There is no valid reason based on Scripture, Tradition and History for anyone to not accept the authority of the Papacy as it is defined or the primacy of St. Peter.  This is the way Jesus wanted it. The Scripture prove it. History and Sacred Tradition proves it as well. No one can judge a pope. This is why those Catholics who attack the pope while calling themselves "traditionalists" are not traditionalists at all. Those who go further and deny a pope is a pope are simply creating their own religion and not practicing Catholicism.  We may not alway agree with what a pope says or does when speaking outside of ex cathedra or magisterium, or what analogies he may use to make a point, but we have to be obedient to him and submit to his authority; not because we are blind sheep, but because Jesus controls and runs the papacy, not the visible man dressed in a white cassock. The Catholic Church is Jesus' bride. He will not let her fall apart. 
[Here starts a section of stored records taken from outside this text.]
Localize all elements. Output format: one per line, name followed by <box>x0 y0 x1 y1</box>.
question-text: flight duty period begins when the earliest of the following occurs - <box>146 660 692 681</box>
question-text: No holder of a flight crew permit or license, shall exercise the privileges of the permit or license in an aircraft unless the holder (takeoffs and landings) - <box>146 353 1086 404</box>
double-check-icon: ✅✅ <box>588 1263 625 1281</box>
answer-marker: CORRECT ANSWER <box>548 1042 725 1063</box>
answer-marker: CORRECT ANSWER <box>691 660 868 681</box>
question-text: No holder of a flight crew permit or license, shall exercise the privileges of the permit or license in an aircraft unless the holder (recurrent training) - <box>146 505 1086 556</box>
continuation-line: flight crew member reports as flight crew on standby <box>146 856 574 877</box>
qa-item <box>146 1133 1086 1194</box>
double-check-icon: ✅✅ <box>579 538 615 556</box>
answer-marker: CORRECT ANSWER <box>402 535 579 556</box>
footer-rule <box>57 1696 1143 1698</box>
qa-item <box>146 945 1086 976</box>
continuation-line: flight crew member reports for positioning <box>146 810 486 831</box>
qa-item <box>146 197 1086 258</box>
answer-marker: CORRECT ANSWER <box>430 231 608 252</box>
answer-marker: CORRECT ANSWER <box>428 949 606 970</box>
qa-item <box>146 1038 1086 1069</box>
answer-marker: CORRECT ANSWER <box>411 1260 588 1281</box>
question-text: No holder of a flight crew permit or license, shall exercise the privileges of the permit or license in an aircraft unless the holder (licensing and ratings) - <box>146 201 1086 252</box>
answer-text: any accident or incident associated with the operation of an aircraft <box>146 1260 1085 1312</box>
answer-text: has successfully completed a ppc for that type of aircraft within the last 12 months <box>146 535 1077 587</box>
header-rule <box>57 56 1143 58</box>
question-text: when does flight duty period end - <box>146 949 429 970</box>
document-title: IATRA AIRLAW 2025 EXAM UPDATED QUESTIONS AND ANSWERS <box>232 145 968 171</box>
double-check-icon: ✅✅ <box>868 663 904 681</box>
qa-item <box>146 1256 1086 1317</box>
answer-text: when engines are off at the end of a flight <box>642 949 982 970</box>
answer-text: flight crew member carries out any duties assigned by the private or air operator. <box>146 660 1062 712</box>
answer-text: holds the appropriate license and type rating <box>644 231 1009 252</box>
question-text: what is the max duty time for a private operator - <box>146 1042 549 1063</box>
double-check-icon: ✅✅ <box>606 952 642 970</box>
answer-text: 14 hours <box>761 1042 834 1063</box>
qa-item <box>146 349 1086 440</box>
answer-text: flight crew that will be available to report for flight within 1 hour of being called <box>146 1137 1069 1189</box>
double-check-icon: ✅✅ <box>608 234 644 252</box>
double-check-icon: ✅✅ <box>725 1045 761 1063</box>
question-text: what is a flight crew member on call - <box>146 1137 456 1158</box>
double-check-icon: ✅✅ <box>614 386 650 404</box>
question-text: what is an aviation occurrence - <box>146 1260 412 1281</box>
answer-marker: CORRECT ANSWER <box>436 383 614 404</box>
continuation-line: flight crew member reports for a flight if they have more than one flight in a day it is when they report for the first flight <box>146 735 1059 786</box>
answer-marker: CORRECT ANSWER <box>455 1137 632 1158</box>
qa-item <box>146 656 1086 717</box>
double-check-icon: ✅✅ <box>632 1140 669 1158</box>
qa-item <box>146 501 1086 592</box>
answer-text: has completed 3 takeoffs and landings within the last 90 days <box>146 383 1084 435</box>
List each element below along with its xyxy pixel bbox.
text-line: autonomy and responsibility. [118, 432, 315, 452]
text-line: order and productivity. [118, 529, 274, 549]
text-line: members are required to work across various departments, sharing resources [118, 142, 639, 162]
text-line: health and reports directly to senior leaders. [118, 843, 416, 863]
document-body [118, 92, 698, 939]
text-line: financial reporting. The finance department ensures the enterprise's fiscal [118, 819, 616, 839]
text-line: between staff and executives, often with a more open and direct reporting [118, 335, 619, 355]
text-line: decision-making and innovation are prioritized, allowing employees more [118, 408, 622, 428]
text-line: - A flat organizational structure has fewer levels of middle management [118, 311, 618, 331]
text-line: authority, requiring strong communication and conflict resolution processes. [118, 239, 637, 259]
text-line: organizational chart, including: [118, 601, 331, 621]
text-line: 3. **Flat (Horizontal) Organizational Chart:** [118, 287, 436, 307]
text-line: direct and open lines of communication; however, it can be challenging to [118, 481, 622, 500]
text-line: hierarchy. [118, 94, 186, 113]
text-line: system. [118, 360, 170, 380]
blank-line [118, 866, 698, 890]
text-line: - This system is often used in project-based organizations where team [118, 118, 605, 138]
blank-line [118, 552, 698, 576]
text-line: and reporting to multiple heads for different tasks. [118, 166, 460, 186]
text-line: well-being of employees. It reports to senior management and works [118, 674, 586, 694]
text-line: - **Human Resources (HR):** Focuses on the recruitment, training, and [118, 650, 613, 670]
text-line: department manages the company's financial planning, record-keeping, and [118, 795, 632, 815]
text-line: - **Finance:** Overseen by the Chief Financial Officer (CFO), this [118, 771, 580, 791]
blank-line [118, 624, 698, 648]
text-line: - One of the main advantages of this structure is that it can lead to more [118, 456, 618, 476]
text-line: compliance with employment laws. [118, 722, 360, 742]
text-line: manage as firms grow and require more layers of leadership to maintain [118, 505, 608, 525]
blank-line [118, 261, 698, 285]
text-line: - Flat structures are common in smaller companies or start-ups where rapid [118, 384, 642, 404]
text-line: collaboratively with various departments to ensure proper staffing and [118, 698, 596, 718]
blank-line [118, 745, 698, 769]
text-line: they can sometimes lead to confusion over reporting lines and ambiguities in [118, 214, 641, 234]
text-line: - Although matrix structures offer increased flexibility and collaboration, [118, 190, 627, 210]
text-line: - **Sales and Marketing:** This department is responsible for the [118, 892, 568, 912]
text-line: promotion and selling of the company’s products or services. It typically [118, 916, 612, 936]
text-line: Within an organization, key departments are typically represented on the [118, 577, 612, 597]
Let us pray for the Pope always:

O God, the Shepherd and Ruler of all Your faithful people, mercifully look upon Your servant Pope Francis, whom You have chosen as the chief Shepherd to preside over Your Church. We beg You to help him edify, both by word and example, those over whom he has charge, that he may reach everlasting life together with the flock entrusted to him. Through Christ our Lord. Amen.